Since becoming Prime Minister, Theresa May has made countless news headlines. Yet one belonging to a more controversial article did not refer to her role in politics at all. The Daily Mail’s ‘Never mind Brexit, who won Legs-it!’ headline, coupled with a photo of a meeting between Theresa May and Nicola Sturgeon, sparked outrage throughout the country for the focus on the politicians’ appearances. However, as sexist as the headline was, numerous scientific studies have actually shown a correlation between voting and the physical attributes of a candidate.
Numerous scientific studies have actually shown a correlation between voting and the physical attributes of a candidate
Physiognomy is the art of interpreting the character of a person based on their appearance, and dates back the time of the Ancient Greeks. In 2005, Alexander Todorov carried out a study to determine the affect physiognomy had in predicting the outcome of elections, focusing on the perception of competence in a candidate. Competence as was shown to be one of the top traits that people wanted in a leader, highlighted by characteristics such as a well-groomed, professional appearance. Todorov showed the participants pairs of candidates, who were runner-ups and winners of contests for places in the House and Senate (in 2000, 2002 and 2004), to roughly a thousand participants and asked them to identify the most competent looking. The information gathered showed that by using this judgement the participants correctly predicted 68.6% of the House and 74.4% of the Senate election outcomes – a much higher percentage than chance would produce.
Advancing his work further, Todorov discovered that predictions were correctly made within 100 milliseconds of being shown the photos of the candidates, and the longer the participant had to look at the pictures, the less accurately they picked the winner. Todorov concluded that “rapid, unreflective judgments of competence from faces can affect voting decisions”, and it doesn’t seem unreasonable that people without a clear idea of who they want to vote for could be swayed by trivial factors such as appearance.

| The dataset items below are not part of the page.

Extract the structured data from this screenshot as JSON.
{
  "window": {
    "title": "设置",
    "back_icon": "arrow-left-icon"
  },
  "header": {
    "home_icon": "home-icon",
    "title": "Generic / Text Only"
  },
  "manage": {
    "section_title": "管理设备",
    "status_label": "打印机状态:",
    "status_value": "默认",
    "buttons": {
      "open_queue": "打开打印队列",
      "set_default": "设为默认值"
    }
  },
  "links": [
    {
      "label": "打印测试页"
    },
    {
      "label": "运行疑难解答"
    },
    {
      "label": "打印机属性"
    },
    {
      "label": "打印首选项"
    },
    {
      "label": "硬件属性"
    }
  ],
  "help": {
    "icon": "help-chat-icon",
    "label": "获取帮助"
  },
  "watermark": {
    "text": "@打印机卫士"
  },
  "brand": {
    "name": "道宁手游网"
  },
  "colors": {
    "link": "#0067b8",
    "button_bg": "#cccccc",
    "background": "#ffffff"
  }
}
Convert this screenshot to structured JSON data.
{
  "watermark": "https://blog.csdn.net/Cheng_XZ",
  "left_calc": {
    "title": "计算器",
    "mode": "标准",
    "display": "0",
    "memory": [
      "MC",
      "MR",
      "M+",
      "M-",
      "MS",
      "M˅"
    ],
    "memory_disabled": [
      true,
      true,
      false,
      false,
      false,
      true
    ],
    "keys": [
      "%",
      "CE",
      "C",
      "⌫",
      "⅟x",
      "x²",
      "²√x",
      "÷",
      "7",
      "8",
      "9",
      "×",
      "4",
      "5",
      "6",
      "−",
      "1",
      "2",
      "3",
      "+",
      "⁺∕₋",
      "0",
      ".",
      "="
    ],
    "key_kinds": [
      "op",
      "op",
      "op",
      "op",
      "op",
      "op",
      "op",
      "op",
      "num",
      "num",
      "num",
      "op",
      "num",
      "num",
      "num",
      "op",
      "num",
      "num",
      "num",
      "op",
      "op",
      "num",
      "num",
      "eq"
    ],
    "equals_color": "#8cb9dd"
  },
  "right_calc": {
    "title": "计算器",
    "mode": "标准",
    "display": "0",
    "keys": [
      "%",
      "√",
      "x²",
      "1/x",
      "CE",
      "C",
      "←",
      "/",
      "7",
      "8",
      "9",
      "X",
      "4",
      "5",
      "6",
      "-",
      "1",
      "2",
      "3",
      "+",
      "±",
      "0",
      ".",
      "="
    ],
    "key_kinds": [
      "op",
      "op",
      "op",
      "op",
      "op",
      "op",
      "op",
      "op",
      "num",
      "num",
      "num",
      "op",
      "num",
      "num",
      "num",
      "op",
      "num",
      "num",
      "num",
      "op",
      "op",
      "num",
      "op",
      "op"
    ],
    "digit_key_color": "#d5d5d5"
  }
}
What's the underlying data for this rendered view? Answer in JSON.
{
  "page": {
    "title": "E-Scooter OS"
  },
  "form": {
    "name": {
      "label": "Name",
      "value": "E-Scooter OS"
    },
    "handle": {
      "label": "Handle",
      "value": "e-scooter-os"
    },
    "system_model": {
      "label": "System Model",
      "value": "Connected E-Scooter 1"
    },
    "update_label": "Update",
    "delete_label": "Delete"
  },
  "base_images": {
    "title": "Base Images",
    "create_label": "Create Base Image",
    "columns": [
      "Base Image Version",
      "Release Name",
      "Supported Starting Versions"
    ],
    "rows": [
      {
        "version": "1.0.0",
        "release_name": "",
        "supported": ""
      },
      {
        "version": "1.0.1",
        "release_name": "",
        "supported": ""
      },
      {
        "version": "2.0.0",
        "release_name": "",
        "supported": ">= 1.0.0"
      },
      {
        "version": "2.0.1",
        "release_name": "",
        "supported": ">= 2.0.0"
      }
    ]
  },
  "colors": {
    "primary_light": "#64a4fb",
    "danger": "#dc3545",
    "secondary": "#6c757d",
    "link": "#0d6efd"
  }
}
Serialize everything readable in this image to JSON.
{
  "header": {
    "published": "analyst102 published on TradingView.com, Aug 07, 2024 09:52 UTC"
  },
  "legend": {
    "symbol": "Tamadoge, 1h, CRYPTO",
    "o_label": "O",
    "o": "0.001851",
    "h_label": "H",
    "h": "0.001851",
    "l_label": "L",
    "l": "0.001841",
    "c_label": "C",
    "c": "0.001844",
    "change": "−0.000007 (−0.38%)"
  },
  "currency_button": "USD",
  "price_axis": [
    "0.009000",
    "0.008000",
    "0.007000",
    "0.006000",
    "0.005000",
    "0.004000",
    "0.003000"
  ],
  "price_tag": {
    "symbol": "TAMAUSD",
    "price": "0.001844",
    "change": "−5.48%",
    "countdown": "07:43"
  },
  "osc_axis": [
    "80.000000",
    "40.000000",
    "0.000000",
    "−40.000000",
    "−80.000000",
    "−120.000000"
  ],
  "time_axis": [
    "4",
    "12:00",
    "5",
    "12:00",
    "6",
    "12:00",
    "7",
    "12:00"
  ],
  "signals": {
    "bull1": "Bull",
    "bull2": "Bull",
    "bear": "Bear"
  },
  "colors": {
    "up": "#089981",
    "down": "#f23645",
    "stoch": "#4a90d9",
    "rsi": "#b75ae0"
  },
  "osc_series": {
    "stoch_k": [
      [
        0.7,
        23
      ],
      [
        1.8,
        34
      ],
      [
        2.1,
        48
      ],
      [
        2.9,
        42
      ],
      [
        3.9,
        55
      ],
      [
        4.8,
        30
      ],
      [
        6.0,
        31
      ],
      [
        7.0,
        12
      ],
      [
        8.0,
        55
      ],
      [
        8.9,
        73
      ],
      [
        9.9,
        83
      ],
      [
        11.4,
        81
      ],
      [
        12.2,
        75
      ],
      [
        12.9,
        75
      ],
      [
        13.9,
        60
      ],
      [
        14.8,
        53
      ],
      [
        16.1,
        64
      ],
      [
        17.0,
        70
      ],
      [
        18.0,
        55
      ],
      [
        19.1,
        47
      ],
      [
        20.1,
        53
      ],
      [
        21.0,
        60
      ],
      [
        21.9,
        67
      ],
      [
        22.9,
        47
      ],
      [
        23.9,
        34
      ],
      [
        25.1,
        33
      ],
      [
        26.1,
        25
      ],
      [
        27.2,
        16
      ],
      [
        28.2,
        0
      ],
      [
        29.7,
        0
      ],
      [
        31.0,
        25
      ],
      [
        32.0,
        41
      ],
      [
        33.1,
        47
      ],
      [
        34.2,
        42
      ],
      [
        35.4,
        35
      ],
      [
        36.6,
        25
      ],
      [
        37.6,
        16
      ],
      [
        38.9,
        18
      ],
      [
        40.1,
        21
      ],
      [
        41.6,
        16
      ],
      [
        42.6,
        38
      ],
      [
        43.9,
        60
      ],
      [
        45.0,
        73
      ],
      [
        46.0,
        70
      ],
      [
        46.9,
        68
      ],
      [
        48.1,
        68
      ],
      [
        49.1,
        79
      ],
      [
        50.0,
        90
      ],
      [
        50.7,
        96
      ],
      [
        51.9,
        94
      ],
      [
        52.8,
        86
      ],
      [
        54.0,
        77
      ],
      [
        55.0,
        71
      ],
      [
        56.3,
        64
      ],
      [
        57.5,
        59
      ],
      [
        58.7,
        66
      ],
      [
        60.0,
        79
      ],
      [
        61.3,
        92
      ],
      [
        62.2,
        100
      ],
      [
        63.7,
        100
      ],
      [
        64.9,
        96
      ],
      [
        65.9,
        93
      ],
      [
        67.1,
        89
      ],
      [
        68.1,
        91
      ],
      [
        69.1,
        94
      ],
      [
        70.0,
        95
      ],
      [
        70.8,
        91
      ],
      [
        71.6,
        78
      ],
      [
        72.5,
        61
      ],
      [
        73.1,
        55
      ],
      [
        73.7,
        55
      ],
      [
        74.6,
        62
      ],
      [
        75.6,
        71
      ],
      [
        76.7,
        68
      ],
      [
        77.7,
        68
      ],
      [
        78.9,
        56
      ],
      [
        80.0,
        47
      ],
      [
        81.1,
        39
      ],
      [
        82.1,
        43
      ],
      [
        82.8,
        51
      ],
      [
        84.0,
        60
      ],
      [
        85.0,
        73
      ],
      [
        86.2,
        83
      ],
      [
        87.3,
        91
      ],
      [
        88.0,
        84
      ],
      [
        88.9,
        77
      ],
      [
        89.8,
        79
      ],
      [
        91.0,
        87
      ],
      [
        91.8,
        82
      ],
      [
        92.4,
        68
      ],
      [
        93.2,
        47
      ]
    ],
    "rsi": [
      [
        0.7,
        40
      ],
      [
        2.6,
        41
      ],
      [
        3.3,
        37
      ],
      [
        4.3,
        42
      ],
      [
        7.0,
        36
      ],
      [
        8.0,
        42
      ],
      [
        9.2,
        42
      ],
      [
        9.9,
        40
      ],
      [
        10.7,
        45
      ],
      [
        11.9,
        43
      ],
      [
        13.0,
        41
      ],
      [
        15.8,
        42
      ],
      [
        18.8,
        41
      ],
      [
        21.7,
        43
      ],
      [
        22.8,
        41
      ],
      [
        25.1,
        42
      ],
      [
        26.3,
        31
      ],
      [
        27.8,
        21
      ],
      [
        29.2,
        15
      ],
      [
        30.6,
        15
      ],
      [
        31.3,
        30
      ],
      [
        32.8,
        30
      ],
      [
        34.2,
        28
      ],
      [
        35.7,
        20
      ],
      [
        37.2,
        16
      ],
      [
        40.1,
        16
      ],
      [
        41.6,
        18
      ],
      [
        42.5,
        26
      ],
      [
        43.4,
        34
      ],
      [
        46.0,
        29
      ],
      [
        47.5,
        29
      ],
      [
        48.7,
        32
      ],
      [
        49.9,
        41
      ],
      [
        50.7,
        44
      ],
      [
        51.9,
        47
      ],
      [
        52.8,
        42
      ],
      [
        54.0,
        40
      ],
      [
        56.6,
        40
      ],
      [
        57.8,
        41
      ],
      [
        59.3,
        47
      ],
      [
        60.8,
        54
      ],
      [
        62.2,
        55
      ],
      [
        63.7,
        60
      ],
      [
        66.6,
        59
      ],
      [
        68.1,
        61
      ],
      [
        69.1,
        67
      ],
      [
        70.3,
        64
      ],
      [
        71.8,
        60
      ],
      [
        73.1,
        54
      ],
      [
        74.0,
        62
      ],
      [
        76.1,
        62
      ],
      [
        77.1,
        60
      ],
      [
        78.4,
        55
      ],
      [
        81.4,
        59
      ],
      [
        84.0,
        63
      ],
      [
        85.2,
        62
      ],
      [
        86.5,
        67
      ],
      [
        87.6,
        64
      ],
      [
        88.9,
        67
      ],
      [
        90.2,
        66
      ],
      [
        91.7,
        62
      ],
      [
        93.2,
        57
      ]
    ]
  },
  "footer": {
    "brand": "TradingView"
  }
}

It doesn’t seem unreasonable that voters without a clear idea of who they want to vote for could be swayed by trivial factors such as appearance
John Antonakis and Olaf Dalgas extended Todorov’s study to include children’s responses to the competency of candidate’s faces. In their 2009 study they gave a group of children a computer game in which they had to choose a captain for a voyage from Troy to Ithaca. These captains had faces belonging to candidates from the 2002 French Parliamentary elections. The children correctly predicted 71% of the election results (almost matching the 72% result the adults had when shown the same faces) when asked to rate the ‘captains’ on how capable they appeared. Although these studies have focused on other countries, competence has also been linked to determining the outcome of elections in Denmark and Bulgaria, raising questions as to whether this could also occur in the UK.
In a time of such political uncertainty people should vote responsibly, and definitely base their decision on more than looks
In recent years, it seems our Prime Minister has wavered somewhat in attractiveness according to online surveys. David Cameron once came 10th in a countdown of the most attractive world leaders of 2015, in contrast to Theresa May who was 49th in a list of the hottest heads of state, putting her below Vladimir Putin but above Angela Merkel. Although it may not be the most attractive candidate that gives the best impression and instead the one that gives the most professional, reliable exterior, the real question is whether looks could determine the outcome of the snap election on June 8th. Science suggests that appearance may win the more competent-faced candidate a few more votes, but in a time of such political uncertainty people should vote responsibly, and definitely base their decision on more than looks.